The only definite, cold fact in this new world was that it was time to start coping and start toughening up, or else suffer the ultimate consequence...

Thirty or-so days after the catastrophe, with the smoke now clearing and survivors struggling to gain a foothold, a large chunk of southern California was now its own stand-alone nation, cemented ten miles off the mainland. Some of those already on it quickly turned to crime to try and retain their dominance (and their lives, for that matter), while others tried to restore order. Whatever the case, after a few made the risky trip to try and get back to the main continent to find their families, they quickly discovered that things outside of Los Angeles were even more upside-down, and it was much safer to stay on the secluded isle and deal with the chaos there than face the complete hell that was the rest of the world - at least, as far as they knew. A mysterious organization named LOCK filtered to the forefront and began organizing factories, jails, and most importantly, a sort of new police system in which the public was told who was dangerous, and sent out with proverbial torch and pitchfork to take care of it themselves for a hearty reward.

There is now a constant stream of immigration into Los Angeles. While a lot of boats are shot on sight, as no one wants anyone new coming into the island, there's never a shortage of new blood due to the semi-lax porting at Bay Dock. Those that fall in the harsh lifestyle are always quickly replaced by new survivors, hoping it's even a pinch easier on the Isle of Angels.
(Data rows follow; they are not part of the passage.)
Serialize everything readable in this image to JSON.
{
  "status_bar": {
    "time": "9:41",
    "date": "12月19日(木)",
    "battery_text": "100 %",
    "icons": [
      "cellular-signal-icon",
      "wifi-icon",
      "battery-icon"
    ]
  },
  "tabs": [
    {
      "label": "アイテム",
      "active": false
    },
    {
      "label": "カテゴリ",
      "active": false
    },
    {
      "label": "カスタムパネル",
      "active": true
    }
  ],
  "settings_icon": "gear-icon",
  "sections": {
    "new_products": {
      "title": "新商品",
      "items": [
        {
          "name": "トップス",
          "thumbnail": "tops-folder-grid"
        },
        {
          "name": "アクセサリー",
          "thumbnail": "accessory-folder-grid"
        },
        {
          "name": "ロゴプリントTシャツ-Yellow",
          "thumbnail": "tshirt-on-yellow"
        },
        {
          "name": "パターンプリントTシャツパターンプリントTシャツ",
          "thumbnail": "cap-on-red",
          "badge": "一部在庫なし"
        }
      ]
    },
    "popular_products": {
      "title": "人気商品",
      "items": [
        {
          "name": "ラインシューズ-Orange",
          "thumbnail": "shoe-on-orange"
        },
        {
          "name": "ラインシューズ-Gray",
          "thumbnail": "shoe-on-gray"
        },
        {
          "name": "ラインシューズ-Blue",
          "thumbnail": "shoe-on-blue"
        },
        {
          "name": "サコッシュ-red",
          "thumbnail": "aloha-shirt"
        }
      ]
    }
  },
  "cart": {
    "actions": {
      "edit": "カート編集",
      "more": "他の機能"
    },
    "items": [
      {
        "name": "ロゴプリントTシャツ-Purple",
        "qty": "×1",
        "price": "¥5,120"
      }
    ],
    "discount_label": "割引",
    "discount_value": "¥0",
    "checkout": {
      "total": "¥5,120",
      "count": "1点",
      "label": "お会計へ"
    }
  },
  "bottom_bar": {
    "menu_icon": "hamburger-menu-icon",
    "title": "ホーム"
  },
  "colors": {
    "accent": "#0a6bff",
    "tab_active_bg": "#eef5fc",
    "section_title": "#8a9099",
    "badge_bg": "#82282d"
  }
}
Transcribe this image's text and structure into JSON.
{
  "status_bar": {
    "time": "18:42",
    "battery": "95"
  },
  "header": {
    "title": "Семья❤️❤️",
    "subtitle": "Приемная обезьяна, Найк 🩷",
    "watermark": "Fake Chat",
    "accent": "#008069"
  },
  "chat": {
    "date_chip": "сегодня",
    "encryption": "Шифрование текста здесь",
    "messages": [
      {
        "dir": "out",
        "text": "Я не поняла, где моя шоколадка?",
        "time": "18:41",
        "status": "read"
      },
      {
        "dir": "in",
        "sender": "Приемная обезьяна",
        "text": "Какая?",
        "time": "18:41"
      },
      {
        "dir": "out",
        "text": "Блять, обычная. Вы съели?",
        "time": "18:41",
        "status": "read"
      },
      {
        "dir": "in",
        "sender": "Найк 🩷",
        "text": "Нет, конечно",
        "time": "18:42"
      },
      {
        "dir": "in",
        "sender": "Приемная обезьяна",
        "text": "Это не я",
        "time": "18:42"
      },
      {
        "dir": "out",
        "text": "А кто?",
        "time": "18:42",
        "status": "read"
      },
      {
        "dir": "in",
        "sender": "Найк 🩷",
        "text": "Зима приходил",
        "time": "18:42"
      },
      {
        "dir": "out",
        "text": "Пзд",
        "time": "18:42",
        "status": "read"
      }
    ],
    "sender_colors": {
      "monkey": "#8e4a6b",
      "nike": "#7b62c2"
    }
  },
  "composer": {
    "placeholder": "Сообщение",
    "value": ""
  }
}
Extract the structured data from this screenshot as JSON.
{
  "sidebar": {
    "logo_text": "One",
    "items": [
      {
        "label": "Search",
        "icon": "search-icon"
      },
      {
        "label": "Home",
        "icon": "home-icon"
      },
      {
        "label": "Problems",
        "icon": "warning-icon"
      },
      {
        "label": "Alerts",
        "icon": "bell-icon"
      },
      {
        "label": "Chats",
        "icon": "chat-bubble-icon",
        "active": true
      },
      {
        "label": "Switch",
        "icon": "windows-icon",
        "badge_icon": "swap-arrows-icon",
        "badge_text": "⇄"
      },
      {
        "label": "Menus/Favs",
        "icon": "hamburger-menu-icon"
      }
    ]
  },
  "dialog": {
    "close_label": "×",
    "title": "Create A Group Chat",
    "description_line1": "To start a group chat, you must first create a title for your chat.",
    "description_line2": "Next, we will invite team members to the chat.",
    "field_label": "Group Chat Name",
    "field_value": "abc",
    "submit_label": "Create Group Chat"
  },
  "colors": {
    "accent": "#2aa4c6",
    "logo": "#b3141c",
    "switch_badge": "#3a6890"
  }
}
Only a few years past the initial explosions that allowed the Earth to emerge reborn from the flames, more sinister and cold than ever, most people - at least on the Los Angeles side of things - had settled into how things were, as harsh a reality as it may have been. Survival of the fittest has always been a running theme in the lives of all things. However, before, while the 'fittest' was beginning to be a standard of wealth and education, the tides are now turning to something more primal... something more ancient.

Something more planned.

We join this island and this world fifteen years later.